Answer: Yes, it is possible, because of distributed nature of the database. Tombstone information is not propagated to all the nodes which has replica of that particular record. Also “gc_grace_seconds” is not yet expired, then the data may continue to be returned as live data. 

Question-82: What is the difference between Anti-entropy repair and NodeSync repair?

Answer: Anti-entropy repairs is used for routine maintenance and can be initiated using the nodetool repair command. But NodeSync continuously run in the background and repair replicas.

Question-83: While running Anti-entropy repair, what data structures are used to represent the data?
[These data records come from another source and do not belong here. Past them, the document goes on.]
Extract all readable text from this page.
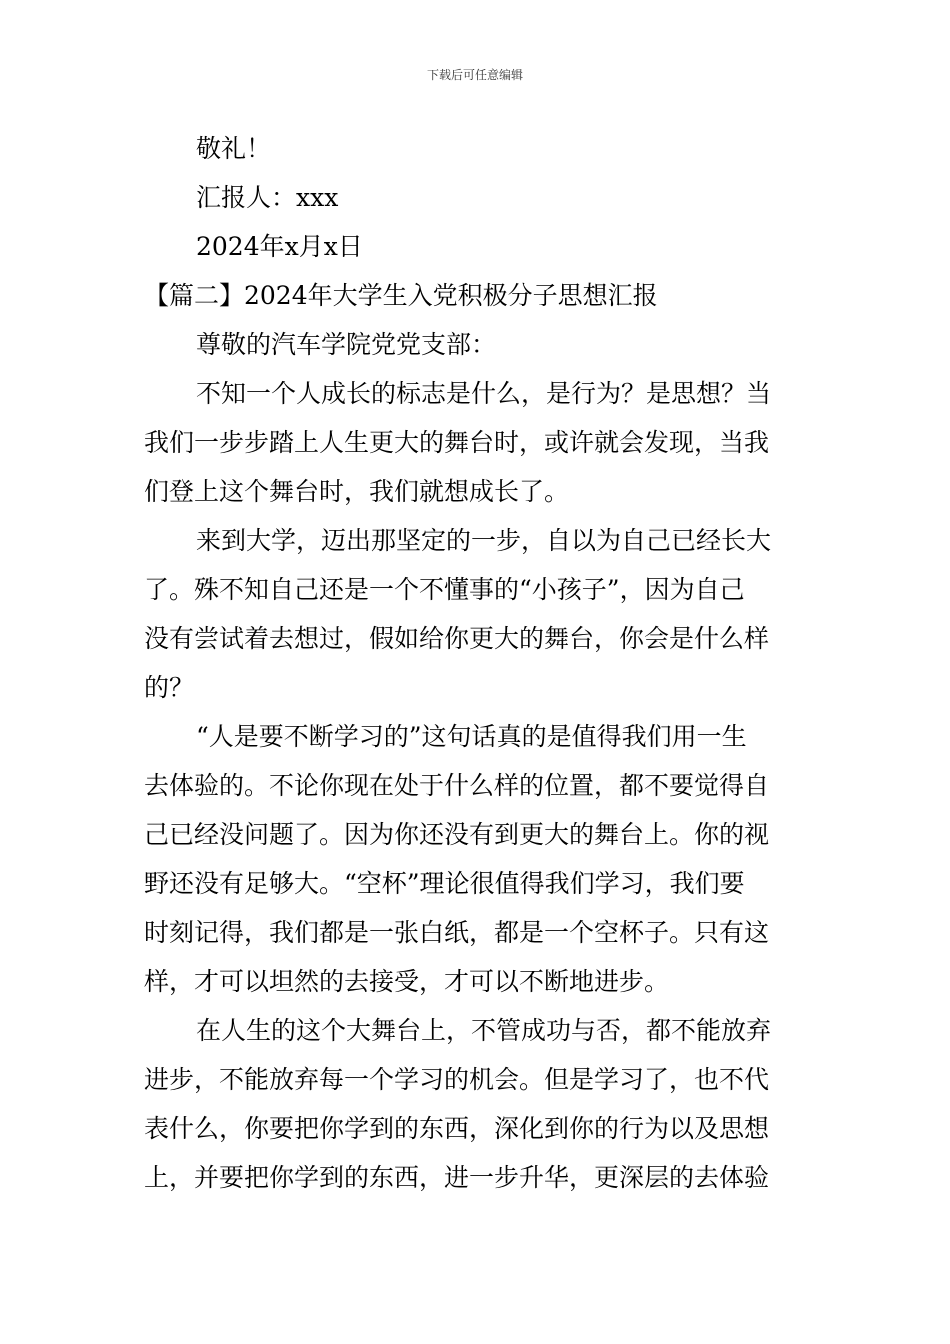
下载后可任意编辑
敬礼！
汇报人：xxx
2024年x月x日
【篇二】2024年大学生入党积极分子思想汇报
尊敬的汽车学院党党支部：
不知一个人成长的标志是什么，是行为？是思想？当
我们一步步踏上人生更大的舞台时，或许就会发现，当我
们登上这个舞台时，我们就想成长了。
来到大学，迈出那坚定的一步，自以为自己已经长大
了。殊不知自己还是一个不懂事的“小孩子”，因为自己
没有尝试着去想过，假如给你更大的舞台，你会是什么样
的？
“人是要不断学习的”这句话真的是值得我们用一生
去体验的。不论你现在处于什么样的位置，都不要觉得自
己已经没问题了。因为你还没有到更大的舞台上。你的视
野还没有足够大。“空杯”理论很值得我们学习，我们要
时刻记得，我们都是一张白纸，都是一个空杯子。只有这
样，才可以坦然的去接受，才可以不断地进步。
在人生的这个大舞台上，不管成功与否，都不能放弃
进步，不能放弃每一个学习的机会。但是学习了，也不代
表什么，你要把你学到的东西，深化到你的行为以及思想
上，并要把你学到的东西，进一步升华，更深层的去体验
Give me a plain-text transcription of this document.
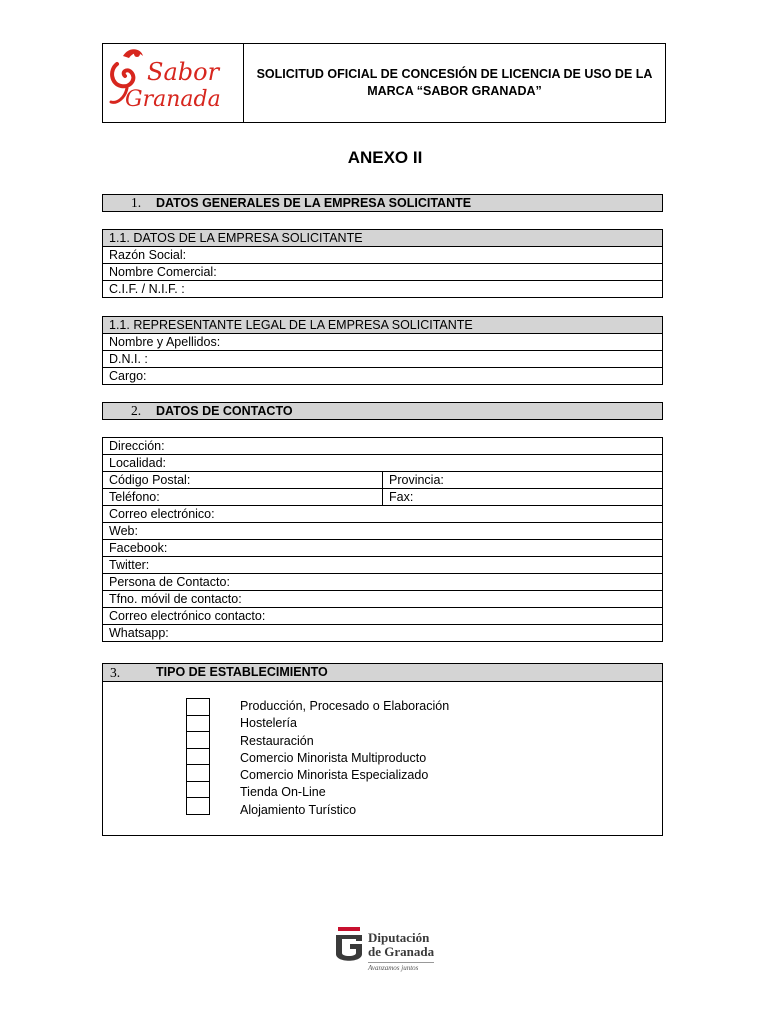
Sabor
Granada
SOLICITUD OFICIAL DE CONCESIÓN DE LICENCIA DE USO DE LA
MARCA “SABOR GRANADA”
ANEXO II
1. DATOS GENERALES DE LA EMPRESA SOLICITANTE
1.1. DATOS DE LA EMPRESA SOLICITANTE
Razón Social:
Nombre Comercial:
C.I.F. / N.I.F. :
1.1. REPRESENTANTE LEGAL DE LA EMPRESA SOLICITANTE
Nombre y Apellidos:
D.N.I. :
Cargo:
2. DATOS DE CONTACTO
Dirección:	
Localidad:	
Código Postal:	Provincia:
Teléfono:	Fax:
Correo electrónico:	
Web:	
Facebook:	
Twitter:	
Persona de Contacto:	
Tfno. móvil de contacto:	
Correo electrónico contacto:	
Whatsapp:	
3.	TIPO DE ESTABLECIMIENTO
Producción, Procesado o Elaboración
Hostelería
Restauración
Comercio Minorista Multiproducto
Comercio Minorista Especializado
Tienda On-Line
Alojamiento Turístico
Diputación
de Granada
Avanzamos juntos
Answer: Anti-entropy repair is done using Merkle trees, which is a binary hash tree whose leaves are hashes of individual key values. Anti-entropy is a process of comparing the data in all replicas and updating each replica to the newest version. 

  • First build a Merkle tree for each replica
  • Then compare the Merkle trees to discover the differences. 

Question-84: What is chunk cache in Cassandra?

Answer: To increase the performance of the read operation in Cassandra database, SSTable is divided in chunks, and these chunks are saved in memory. This is known as cache of chunks. It can be configured in Cassandra.yaml file by specifying the values to parameter “file_cache_size_in_mb”. 

Question-85: What is the difference between OS page cache and chunk cash?

Answer: OS page cache is sized dynamically by operating system, which can grow and shrink based on the available memory. However, chunk cache is configured statically in Cassandra.yaml file. 

You should not define too small or too big chunk cache size. If you want to change the chunk size then you have to restart the Cassandra node.